United Technologies Sees $16 Billion Buyback Trumping M&Aby
Hayes deploying cash from pending sale of helicopter business
`Really big' deals are on the back burner for now, CEO says
United Technologies Corp. is shelving plans to make large acquisitions as Chief Executive Officer Gregory Hayes directs cash toward $16 billion of stock buybacks through 2017.
Investors welcomed the approach Tuesday, sending United Technologies to the biggest rally in more than three years. The tilt away from deal-making was driven in part by a slumping share price that leaves takeovers less attractive, Hayes said after the company’s third-quarter profit beat analysts’ estimates.
“Really big M&A is on the back burner today,” Hayes said in a telephone interview. “We’ll probably do about $1 billion of M&A this year, so it’s never off the table. But as long as we think that the UTC stock is trading at a big discount to intrinsic value, I’m not going to go out and do a big deal that would require me to use UTC stock as a currency.”
Hayes’s pivot toward buybacks marks a shift from December, a month after he was named CEO. He told analysts then that he would consider deals of more than $20 billion and repurchases of as much as $3 billion. He has been reshaping United Technologies around its building systems and aerospace businesses and agreed to sell Sikorsky to Lockheed Martin Corp. for $9 billion.
By 2017, United Technologies will have returned $22 billion to shareholders, Hayes said. The breakdown: $4 billion of buybacks already completed this year, $6 billion of dividends and $12 billion of newly authorized repurchases. Hayes said the company probably will pursue smaller deals that complement its existing business lines, including the fire, security, elevator and aerospace markets.
United Technologies rose 3.9 percent, the most since June 2012, to $95.62 at the close in New York. That pared the 2015 loss to 17 percent, compared with a 1.4 percent drop in the Standard & Poor’s 500 Index.

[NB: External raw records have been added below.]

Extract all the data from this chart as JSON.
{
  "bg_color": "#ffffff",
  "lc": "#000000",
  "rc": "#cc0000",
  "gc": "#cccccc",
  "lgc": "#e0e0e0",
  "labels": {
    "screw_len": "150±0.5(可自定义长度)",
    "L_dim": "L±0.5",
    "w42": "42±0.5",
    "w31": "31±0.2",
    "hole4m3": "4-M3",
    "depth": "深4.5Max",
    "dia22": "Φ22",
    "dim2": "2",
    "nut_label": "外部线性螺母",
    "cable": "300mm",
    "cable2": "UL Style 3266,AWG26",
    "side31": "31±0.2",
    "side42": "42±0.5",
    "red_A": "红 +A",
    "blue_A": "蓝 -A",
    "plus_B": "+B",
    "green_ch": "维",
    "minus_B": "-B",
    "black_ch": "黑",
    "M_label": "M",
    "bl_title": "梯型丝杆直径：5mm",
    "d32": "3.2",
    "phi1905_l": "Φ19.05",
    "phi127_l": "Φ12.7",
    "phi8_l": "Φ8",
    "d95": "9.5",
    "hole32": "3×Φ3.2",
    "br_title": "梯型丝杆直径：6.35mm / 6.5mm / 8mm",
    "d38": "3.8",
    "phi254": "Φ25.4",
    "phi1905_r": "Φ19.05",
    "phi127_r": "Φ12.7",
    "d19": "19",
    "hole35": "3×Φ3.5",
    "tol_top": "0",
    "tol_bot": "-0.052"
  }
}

“The fundamentals aren’t crystal clear by any means at this juncture, but we clearly know that this is the new safe-house stock for the rest of the year,” said Nicholas Heymann, a William Blair & Co. analyst who rates the shares as market perform. “People are saying forget the fundamentals, this is where the money flow’s going to be.”
Excluding Sikorsky, 2015 earnings will be $6.15 to $6.30 a share, United Technologies said, reaffirming an earlier forecast. Sales will be in a range of $57 billion to $58 billion.
For 2016, earnings will grow by less than 10 percent, Hayes said. The results will be driven primarily by gains in the climate division, restructuring and buybacks, while the Pratt, Otis and aerospace units probably will decline, he said.
“There are pretty big headwinds coming out of China,” Hayes said.
Quarterly adjusted earnings were $1.61 a share, United Technologies said Tuesday, topping the $1.54 average of 16 analysts’ estimates compiled by Bloomberg. Sales fell 5.6 percent to $13.8 billion, trailing the average projection of $14.6 billion.
Sales decreased for all four business lines, including declines of 9.3 percent for Pratt and 8.5 percent for Otis, which faces a slowdown in the Chinese construction market. The effects of foreign exchange reduced earnings by 5 cents a share, the company said.
“Considering the revenue headwinds that UTX faced in the quarter, we view this as a good operating performance,” Robert Stallard, an RBC Capital Markets analyst, said Tuesday in a note. Orders from China -- a global focal point for high-rise construction -- and in the aerospace-parts business “were soft as expected, but not worse than expected. We would expect these to remain challenges heading into next year.”
The per-share results included 6 cents of restructuring costs, United Technologies said. Net income fell 27 percent to $1.36 billion.
United Technologies agreed in July to shed Sikorsky, which the parent company said didn’t fit with making aircraft components. The deal should close this quarter, the company said.